Begitu masuk tanpa permisi. Kirana dan Adinata tersentak bersamaan karena Adinata tengah telanjang d**a dan hendak memakai kemejanya.
Kirana langsung salah tingkah dan hendak keluar.
"Masuklah, tak apa." Kirana menghentikan langkahnya. Ia melirik ragu ke arah Adinata. Ternyata ia tengah mengancingkan kemejanya.
"Maafkan aku, aku tidak sengaja."
"Tak masalah, toh, aku suamimu." Adinata beranjak dari sana dan melihat ke arah cermin. Ia melihat penampilannya dan merapihkan anak rambutnya dengan gel.
"Kau sudah mandi?" Tanya Adinata.
"Hmm... Baru mau."
"Oh, mandilah. Nanti aku buatkan sarapan."
"Aku sudah buat." Adinata menghentikan kegiatannya dan menengok ke arah Kirana.
"Kamu?"
"Ya."
"Terima kasih, seharusnya kamu tidak usah repot."
"Tidak apa-apa, itu sudah tugasku." Adinata terdiam. Tugas?
"Tugas?"
"Ya, aku kan seorang istri. Bukankah itu tugasku untuk membuat sarapan dan merawat anak?" Adinata semakin terdiam.
"Apakah berarti kamu juga tau apa tugas utamamu?" Kirana tersentak.
"Tugas utama?" Adinata mengangguk. Ia lantas mendekat sembari membuka kancing kemejanya lagi. Kirana menelan salivanya dan hendak bergerak mundur.
"Apa yang mau kamu...."
"Ssttt ... Bukankah ini juga salah satu tugasmu?" Bisik Adinata di telinga Kirana. Membuat tubuh Kirana meremang.
"Tapi, aku...." Kirana memejamkan mata saat merasakan hembusan nafas di telinganya. Rasanya geli.
Adinata menekan leher Kirana dan melumat bibirnya. Kirana melotot karena tak percaya ia akan kembali merasakan ciuman panas Adinata.
Jemari Adinata mencengkram pundak Kirana dan perlahan ia menarik pakaian Kirana hingga pundaknya terekspos.

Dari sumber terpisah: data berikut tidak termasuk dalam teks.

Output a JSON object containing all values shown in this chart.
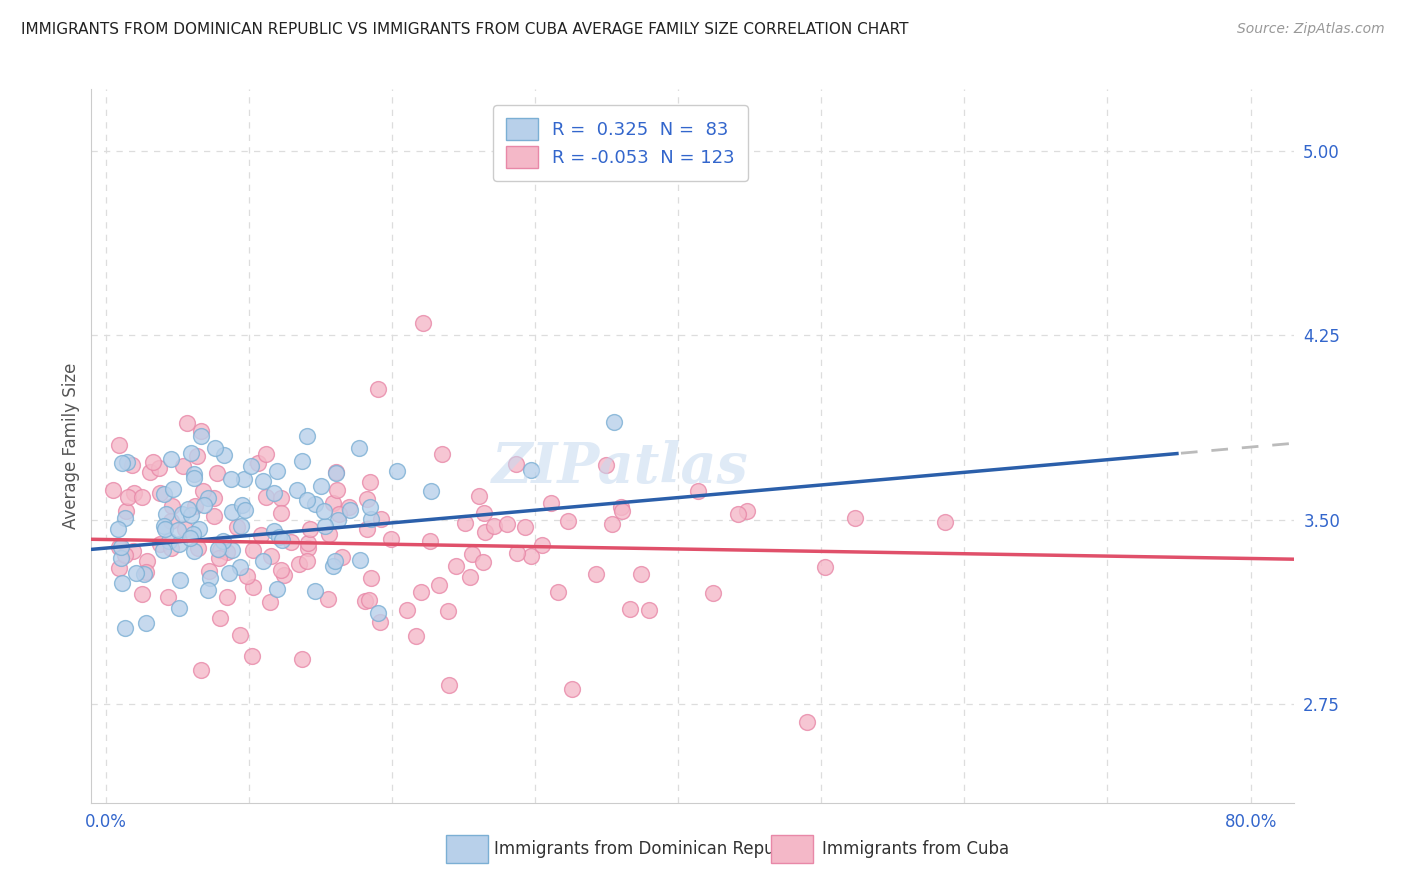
{
  "title": "IMMIGRANTS FROM DOMINICAN REPUBLIC VS IMMIGRANTS FROM CUBA AVERAGE FAMILY SIZE CORRELATION CHART",
  "source": "Source: ZipAtlas.com",
  "ylabel": "Average Family Size",
  "yticks": [
    2.75,
    3.5,
    4.25,
    5.0
  ],
  "ylim": [
    2.35,
    5.25
  ],
  "xlim": [
    -0.01,
    0.83
  ],
  "xtick_positions": [
    0.0,
    0.1,
    0.2,
    0.3,
    0.4,
    0.5,
    0.6,
    0.7,
    0.8
  ],
  "series1_color": "#b8d0ea",
  "series2_color": "#f4b8c8",
  "series1_edge": "#7bafd4",
  "series2_edge": "#e888a8",
  "trendline1_color": "#2b5faa",
  "trendline2_color": "#e0506a",
  "trendline1_dashed_color": "#bbbbbb",
  "background_color": "#ffffff",
  "grid_color": "#dddddd",
  "title_color": "#222222",
  "axis_color": "#3366cc",
  "watermark": "ZIPatlas",
  "r1": 0.325,
  "n1": 83,
  "r2": -0.053,
  "n2": 123,
  "trendline1_x0": 0.0,
  "trendline1_y0": 3.385,
  "trendline1_x1": 0.75,
  "trendline1_y1": 3.77,
  "trendline1_dash_x1": 0.83,
  "trendline1_dash_y1": 3.81,
  "trendline2_x0": 0.0,
  "trendline2_y0": 3.42,
  "trendline2_x1": 0.83,
  "trendline2_y1": 3.34
}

Ciuman mereka semakin panas saat lidah Adinata mulai menyusup masuk dan membelit lidah Kirana. Ia tarik dan hisap membuat Kirana kaget. Ciuman Adinata benar-benar membuat Kirana kewalahan.
Ia kehabisan nafas, dan saat itu Adinata melepas ciumannya sejenak. Memberi waktu bagi Kirana untuk bernafas. Saat Kirana menarik nafas sebanyak-banyaknya. Adinata mengecupi leher dan pundak Kirana. Membuat Kirana tak karuan rasanya. Sekujur tubuhnya sangat mendamba dan menikmati cumbuan Adinata.
Tepat, saat Adinata hendak meremas d**a Kirana. Suara Nou merusak semuanya. Adinata tersadar dari perbuatannya dan buru-buru melepas diri dari Kirana.
Ia mengusap rambutnya dengan kesepuluh jarinya. Lalu mengambil kemeja yang jatuh di lantai.
"Ehmm... Maafkan aku, Kirana." Adinata memakai kemejanya dengan cepat dan keluar dari kamar.
Kirana masih bengong dengan apa yang baru saja terjadi padanya.